Según el autor del libro "Redescobrint la Malta catalana", Jordi Bilbeny:


" Les traces catalanes, com era d´esperar, s´inoculen també en l´àmbit de les banderes i escuts, tant de Malta com a país, antigamente amb barres vermelles i blanques, com de diverses altres viles, amb creus de San Jordi o barres vermelles i grogues, com Senglea".


Seguí mi paseo por la tranquila Senglea cuando observé a un hombre salir de su casa llevando algo entre sus brazos, envuelto en una toalla. Una mujer, con una mirada apagada, lo observaba mientras él colocaba con sumo cuidado lo que transportaba en un maletero, cubierto de plásticos . La propietaria del coche le dio unas pequeñas indicaciones. Todo parecía indicar que llevaba una mascota fallecida al coche de la veterinaria, quien no pudo hacer nada por el animal.

Me recordó escenas muy familiares, dolorosas para mi espíritu. Era increíble el vínculo que podíamos crear con otras especies, pero siempre me asaltaban las mismas dudas, las mismas preguntas. ¿Los amaba porque eran sumisos? ¿Si hubieran sido independientes, los amaría igual? ¿El amor, ese mal entendido amor, no era egoísta? Había una frase que rondaba mucho por mi cabeza cuando reflexionaba sobre este tema: " el mejor amigo del perro es el hombre", pero, sinceramente, ¿ por qué lo era? ¿Acaso no sería porque son dependientes de nosotros, como un niño? Era una contradicción más con la que debía lidiar al amar a los perros; pero en cierta manera me consolaba pensar que intentaba tratarlos de la manera más digna posible. Sin embargo, no sería las mismas reflexiones que harían los patricios más empáticos con sus esclavos.

Desde luego, si  existía otra vida después de esta, espero que, si me reencuentro con ellos, nuestra relación sea de igual a igual. Eso sería un cielo ideal. Sí, definitivamente lo creo.

Hui de esa atmosfera extraña y nostálgica que me envolvía en la pequeña población de Senglea, recorriendo el "adarve" de un muro colindante a los astilleros de Malta. En la esclusa más grande había un crucero, probablemente, para realizarle un mantenimiento rutinario. El puerto era un lugar triste sin el ajetreo de los trabajadores.
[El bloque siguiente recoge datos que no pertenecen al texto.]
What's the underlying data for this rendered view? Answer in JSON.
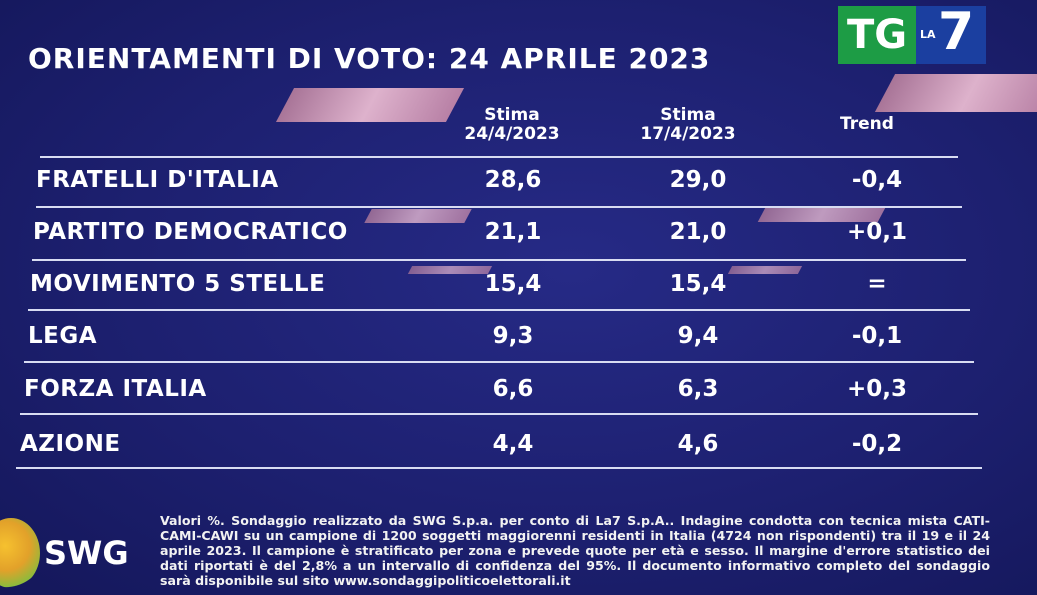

Llegué a la sencilla y robusta capilla de Saint John of Almonier, tras  recorrer una empinada  y curvada calle que dejaba atrás la mar. Databa su construcción del año 1682. La capilla se erguía solitaria y huérfana en un paisaje de bloques residenciales de clase trabajadora, junto a unos jóvenes cipreses. Las últimas luces del atardecer envolvían los colores dorados que desprendían sus piedras en una atmósfera caballaresca. Por un momento, cuando la avenida se quedó por unos segundos sin circulación, imaginé a varios hospitalarios a horcajadas sobres sus caballos y la cruz de su orden en su pecho, destacando como seres inmortales ante los humildes malteses que residían cerca de allí, elegidos por Dios.



Saint John of Almonier



Al cruzar la calle, me detuve un momento para admirarla de nuevo, contemplando su sencilla belleza por última vez.  Justo al lado,  había una parada de autobús. En diez minutos tomé el autobús dirección a La Valeta. Antes de dirigirme a mi alojamiento, decidí disfrutar de una copiosa cena en un restaurante local, donde me deleité con platos malteses y una refrescante cerveza local.

La isla de color miel, con sus edificios antiguos y calles empedradas, me dejó un recuerdo imborrable. Durante los pocos días que estuve allí, pude empaparme de la rica historia y cultura de Malta. Recorrer las estrechas calles de Mdina, la antigua capital, y perderme en el bullicio y la energética La Valeta fue una experiencia que mereció cada instante. La magia y la belleza de Malta quedaran grabadas en mi memoria, como un tesoro que llevaré siempre conmigo.